Método de Leitura e Escrita de João de Deus
Sendo que o homem não chega espontaneamente a descobrir a estrutura fonética da língua, alguns autores defendem actualmente que o sucesso do ensino da leitura no ensino alfabético reside, exactamente em ajudar criança a captar a existência dos fonemas, que são as unidades mínimas e abstraías da língua (Clement 1987).
João de Deus já tinha interiorizado no seu método estas noções agora preconizadas. Vejamos o que ele diz na 3a lição da Cartilha Maternal, e no seu guia prático: "temos achado útil cobrir e descobrir alternativamente o v, nas palavras vai, via, etc, fazendo ler ora ai, ora vai, ... a fim de certificar o principiante do papel que o v representa na escrita..."
Outro aspecto que marca a actualidade do método são as recomendações que faz aos professores, para que ajudem as crianças a sentir o funcionamento dos seus órgãos fonadores para melhor entenderem a imagem sonora e para uma melhor consciencialização da noção de fonema e da sequência de sons nas palavras. A respeito do 1, por exemplo, João de Deus diz que "uma indicação podeis fazer muito clara e profícua, ao vosso aluno, e é que deixe a língua pegada ao céu da boca.
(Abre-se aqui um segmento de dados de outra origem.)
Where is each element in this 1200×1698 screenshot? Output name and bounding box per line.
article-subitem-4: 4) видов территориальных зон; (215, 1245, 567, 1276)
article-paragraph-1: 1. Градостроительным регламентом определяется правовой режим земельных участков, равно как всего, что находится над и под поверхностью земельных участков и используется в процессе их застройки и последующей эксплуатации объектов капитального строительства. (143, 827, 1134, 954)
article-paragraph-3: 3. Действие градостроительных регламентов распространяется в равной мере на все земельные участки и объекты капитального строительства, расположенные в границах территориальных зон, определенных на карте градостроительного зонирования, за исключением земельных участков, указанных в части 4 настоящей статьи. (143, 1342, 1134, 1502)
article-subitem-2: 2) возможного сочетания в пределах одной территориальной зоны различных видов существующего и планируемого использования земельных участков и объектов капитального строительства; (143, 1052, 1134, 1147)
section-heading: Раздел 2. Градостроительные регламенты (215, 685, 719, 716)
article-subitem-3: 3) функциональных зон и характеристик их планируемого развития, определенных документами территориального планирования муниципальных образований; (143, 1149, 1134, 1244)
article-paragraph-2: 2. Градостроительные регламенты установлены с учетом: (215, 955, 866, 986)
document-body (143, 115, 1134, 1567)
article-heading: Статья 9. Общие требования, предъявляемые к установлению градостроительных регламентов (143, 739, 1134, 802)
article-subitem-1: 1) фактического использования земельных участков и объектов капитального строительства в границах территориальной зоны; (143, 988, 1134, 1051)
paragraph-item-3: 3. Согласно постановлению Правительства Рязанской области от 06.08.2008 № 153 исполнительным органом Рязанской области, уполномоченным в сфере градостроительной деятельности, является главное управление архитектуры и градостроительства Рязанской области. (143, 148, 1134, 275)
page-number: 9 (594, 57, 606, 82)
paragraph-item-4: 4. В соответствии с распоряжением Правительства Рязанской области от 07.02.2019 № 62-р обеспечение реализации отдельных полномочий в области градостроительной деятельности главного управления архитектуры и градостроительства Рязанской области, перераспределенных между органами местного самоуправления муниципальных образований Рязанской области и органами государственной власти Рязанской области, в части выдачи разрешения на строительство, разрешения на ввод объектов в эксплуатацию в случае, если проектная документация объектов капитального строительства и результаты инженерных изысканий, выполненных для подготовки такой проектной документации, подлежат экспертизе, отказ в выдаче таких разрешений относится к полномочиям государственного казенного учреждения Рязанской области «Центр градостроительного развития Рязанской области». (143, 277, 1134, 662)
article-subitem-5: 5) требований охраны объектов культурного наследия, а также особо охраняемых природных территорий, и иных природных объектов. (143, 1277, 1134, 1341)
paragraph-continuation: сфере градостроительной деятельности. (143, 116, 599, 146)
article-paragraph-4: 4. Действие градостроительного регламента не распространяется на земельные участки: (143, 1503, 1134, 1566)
Por um dos muitos mistérios da palavra, assim se profere elegantemente o l final, ou posterior à voz".
O Método João de Deus segue uma via completamente original, quando apresenta as dificuldades da língua de uma forma gradual, numa progressão pedagógica que constitui um verdadeiro estudo da língua portuguesa. Assim verificamos que desde a primeira lição a criança é convidada e estimulada a ser "analista da linguagem", isto porque desde a primeira lição a criança tem um papel activo na descoberta de que a posição da letra na palavra determina o seu valor sonoro.
A criança é levada a entrar num jogo, do qual vai aprendendo regras e vai evoluindo de uma forma construtiva. O processo inicia-se com a visão das letras, seguindo-se os sons correspondentes, a leitura de palavras e a pronunciação destas como entidades globais com significado próprio.
Cada letra consoante é incluída numa lição em que estão reunidos os seus diferentes valores, as letras consoantes são ordenadas em função do seu número de valores, sendo ensinadas primeiro as que correspondem foneticamente a fricativas "certas", ou seja aquelas que só tem uma leitura, um valor, um som. Assim, e depois de apresentar as vogais, sem as quais não há palavras, as primeiras letras consoantes " certas" que se ensinam são v, f, j, (constritivas - fricativas) cujo valor se pode proferir e prolongar. Depois o t, d, b, p, (oclusivas), que resultam de uma obstrução total da saída do ar, não tendo por isso, valor proferível. Depois aparecem a constritiva lateral 1 e a oclusiva q. Só depois aparecem as consoantes "incertas", aquelas que têm mais do que um valor, mais do que um som, conforme a sua posição na palavra, são elas: c , g, r, z, s, x, m, n. Nesta metodologia são respeitados os postulados da psicologia, partindo-se sempre do mais simples para o mais complexo.
Em resumo, este método acentua o aspecto da compreensão, salienta as funções da memória, da atenção e do processamento mental da informação durante a leitura. As palavras que a criança lê , activam esquemas da sua memória que a auxiliam na compreensão do seu significado. Desta forma a criança consegue fazer a integração das palavras lidas em contextos do mundo real.